La décision à l’épreuve de l’autre
Dans un monde en transformation permanente, tant par l’impact des nouvelles technologies que par la mondialisation, les repères pour décider sont parfois faibles. L’incertitude grandissante livre chacun au doute et paradoxalement accentue l’injonction à décider. Le manager a à vivre et à assumer la tension délicate de la réactivité, du pragmatisme, de l’opérationnalité mais aussi de la prise de recul et l’analyse. Toute décision est une prise de risque et une responsabilité et lorsque tout s’interpénètre et que le réel n’est plus stable, c’est la notion même de décision qui est mis en question.
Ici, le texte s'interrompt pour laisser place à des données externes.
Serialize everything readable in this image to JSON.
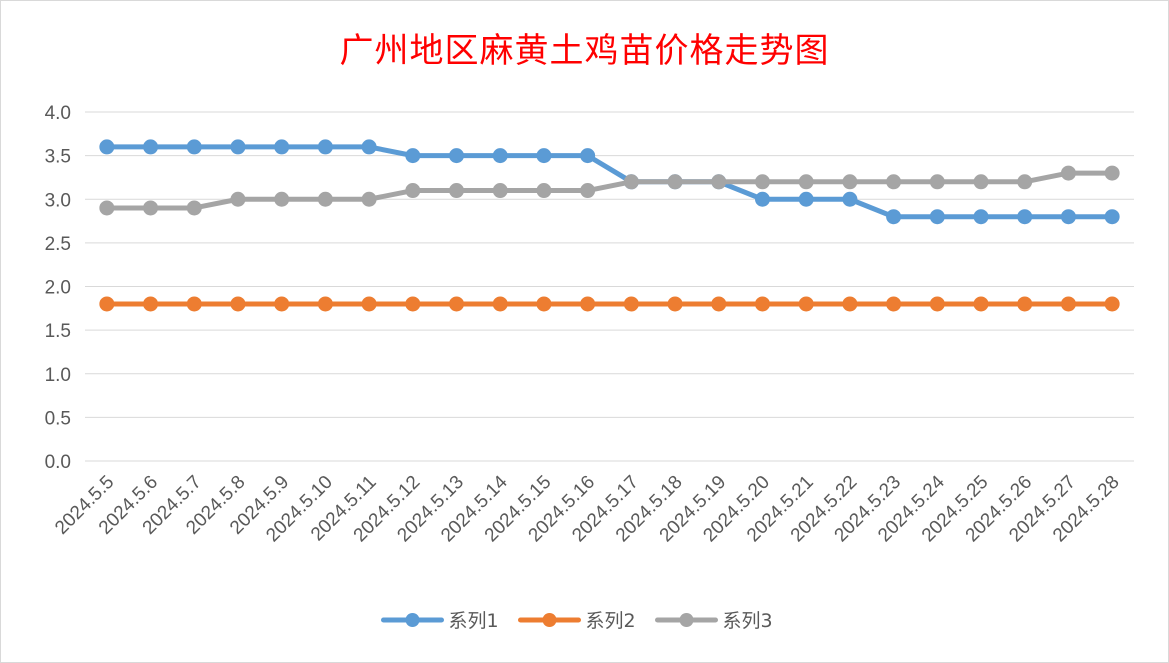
{
  "chart_data": {
    "type": "line",
    "title": "广州地区麻黄土鸡苗价格走势图",
    "xlabel": "",
    "ylabel": "",
    "ylim": [
      0,
      4
    ],
    "yticks": [
      "0.0",
      "0.5",
      "1.0",
      "1.5",
      "2.0",
      "2.5",
      "3.0",
      "3.5",
      "4.0"
    ],
    "grid": true,
    "legend_position": "bottom",
    "categories": [
      "2024.5.5",
      "2024.5.6",
      "2024.5.7",
      "2024.5.8",
      "2024.5.9",
      "2024.5.10",
      "2024.5.11",
      "2024.5.12",
      "2024.5.13",
      "2024.5.14",
      "2024.5.15",
      "2024.5.16",
      "2024.5.17",
      "2024.5.18",
      "2024.5.19",
      "2024.5.20",
      "2024.5.21",
      "2024.5.22",
      "2024.5.23",
      "2024.5.24",
      "2024.5.25",
      "2024.5.26",
      "2024.5.27",
      "2024.5.28"
    ],
    "series": [
      {
        "name": "系列1",
        "color": "#5b9bd5",
        "values": [
          3.6,
          3.6,
          3.6,
          3.6,
          3.6,
          3.6,
          3.6,
          3.5,
          3.5,
          3.5,
          3.5,
          3.5,
          3.2,
          3.2,
          3.2,
          3.0,
          3.0,
          3.0,
          2.8,
          2.8,
          2.8,
          2.8,
          2.8,
          2.8
        ]
      },
      {
        "name": "系列2",
        "color": "#ed7d31",
        "values": [
          1.8,
          1.8,
          1.8,
          1.8,
          1.8,
          1.8,
          1.8,
          1.8,
          1.8,
          1.8,
          1.8,
          1.8,
          1.8,
          1.8,
          1.8,
          1.8,
          1.8,
          1.8,
          1.8,
          1.8,
          1.8,
          1.8,
          1.8,
          1.8
        ]
      },
      {
        "name": "系列3",
        "color": "#a5a5a5",
        "values": [
          2.9,
          2.9,
          2.9,
          3.0,
          3.0,
          3.0,
          3.0,
          3.1,
          3.1,
          3.1,
          3.1,
          3.1,
          3.2,
          3.2,
          3.2,
          3.2,
          3.2,
          3.2,
          3.2,
          3.2,
          3.2,
          3.2,
          3.3,
          3.3
        ]
      }
    ]
  }
}
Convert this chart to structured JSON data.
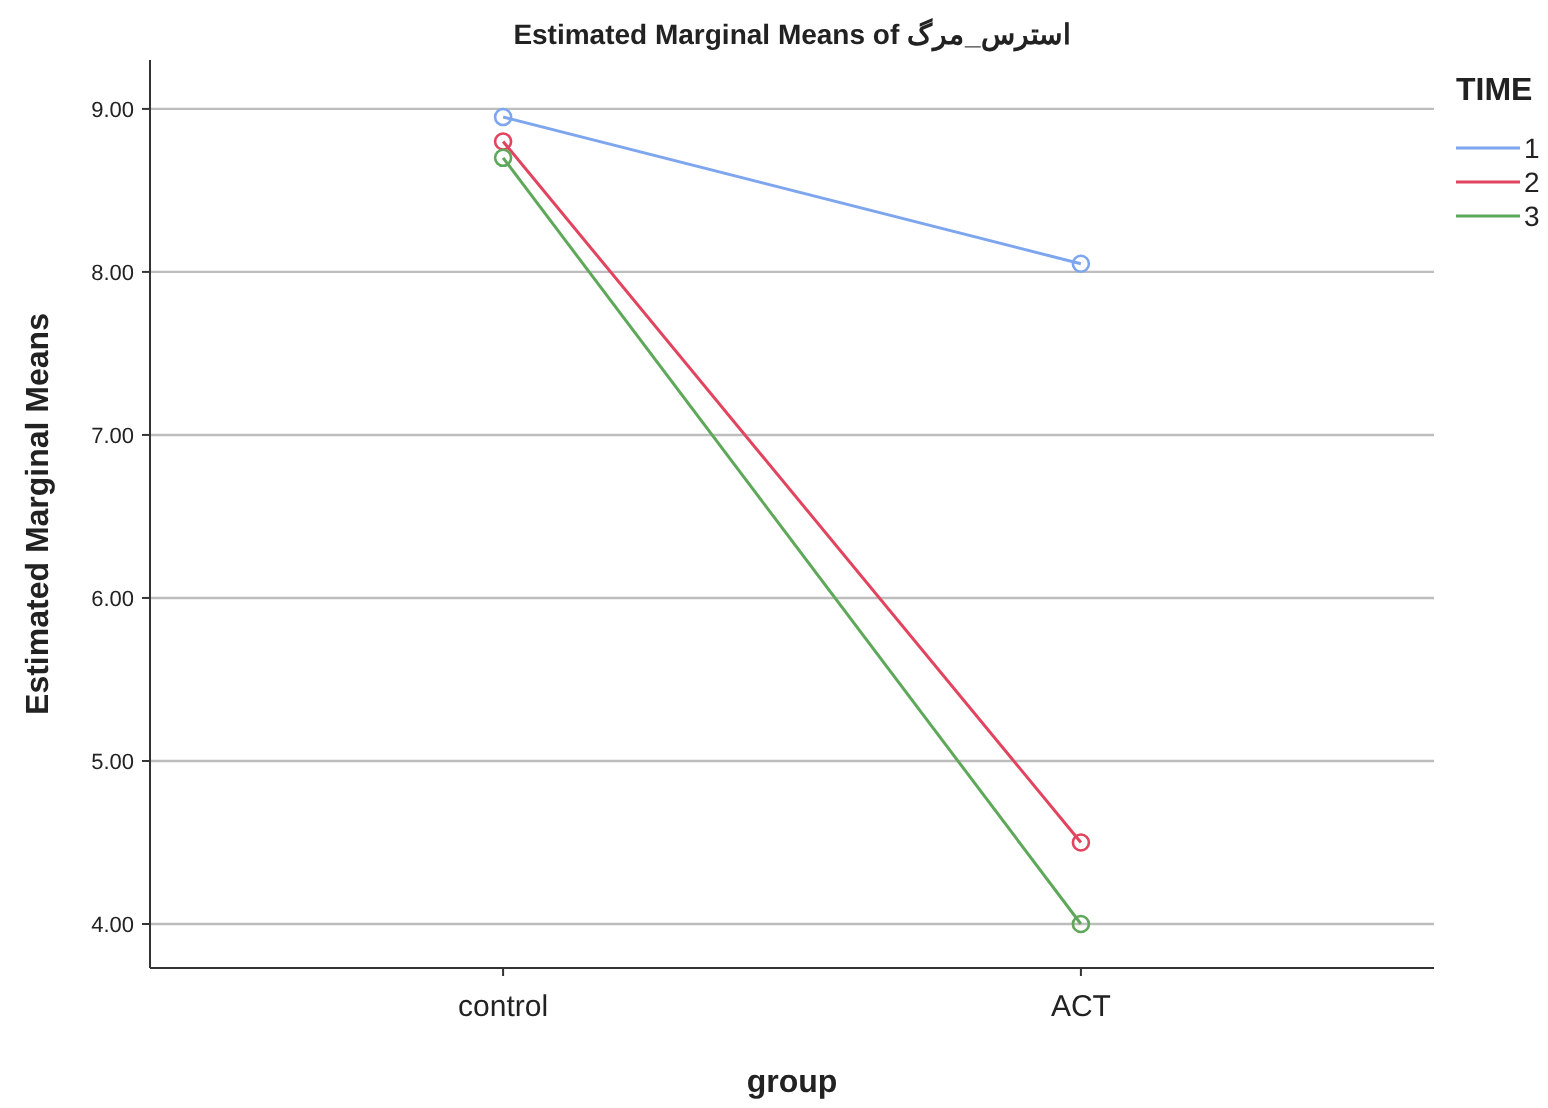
{
  "chart_data": {
    "type": "line",
    "title": "Estimated Marginal Means of استرس_مرگ",
    "xlabel": "group",
    "ylabel": "Estimated Marginal Means",
    "legend_title": "TIME",
    "categories": [
      "control",
      "ACT"
    ],
    "series": [
      {
        "name": "1",
        "color": "#7ea6ef",
        "values": [
          8.95,
          8.05
        ]
      },
      {
        "name": "2",
        "color": "#e2445f",
        "values": [
          8.8,
          4.5
        ]
      },
      {
        "name": "3",
        "color": "#5ea85a",
        "values": [
          8.7,
          4.0
        ]
      }
    ],
    "ylim": [
      3.73,
      9.3
    ],
    "yticks": [
      {
        "value": 4,
        "label": "4.00"
      },
      {
        "value": 5,
        "label": "5.00"
      },
      {
        "value": 6,
        "label": "6.00"
      },
      {
        "value": 7,
        "label": "7.00"
      },
      {
        "value": 8,
        "label": "8.00"
      },
      {
        "value": 9,
        "label": "9.00"
      }
    ],
    "grid": "y",
    "legend": "top right",
    "marker": "circle",
    "line_style": "solid"
  }
}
Nous avons tous plus ou moins intégré l’idée que décider était un processus de rationalisation des données, une sorte de « calcul » raisonné qui garantissait la mise en ordre des hommes et de l’organisation. Nous découvrons la limite de cette représentation, mais plus encore du risque qu’elle nous fait prendre. Décider dans un monde complexe et incertain renvoie au fait oublié qu’une décision est un processus de relation.
Au fond, lorsque le sol se dérobe, lorsque rien n’est certain, il n’y a pas d’autres choix que de s’en remettre à l’autre : à ce qu’il dit, ce qu’il vit, ce qu’il croit. Le décideur n’est plus le grand ordonnateur et calculateur du réel, celui qui sait et dit aux autres ce qui sera mais celui qui accompagne le mouvement de ce qui se déroule, là sous ses yeux, avec d’autres. C’est une autre posture qui se dessine, une posture éthique de la décision, celle de la confiance, de l’écoute et de l’humilité. Décider est un acte de relation managérial qui suppose un état d’esprit où l’exigence et la responsabilité riment avec ce que la sagesse grecque – que l’on appelle philosophie – appelait le Dialogue.
Dia-logos signifiant une traversée ensemble, un « à travers » la parole des autres. Socrate affirmait son ignorance et cherchait avec l’aide de son interlocuteur les réponses qui conviennent. Il ne savait pas, il cherchait dans les détours des interrogations et des doutes réciproques. Il trouvait ainsi l’accord sur ce qu’on pouvait dire et faire, là où ils en étaient. Une parole qui vaut décision. Comme une parole posée et donnée. En l’état. Sur fond de ce qui était possible de dire et de vivre. Une décision avec l’autre et jamais sans lui.
L’incertitude nous propose un retour aux sources, celles de la raison comme relation.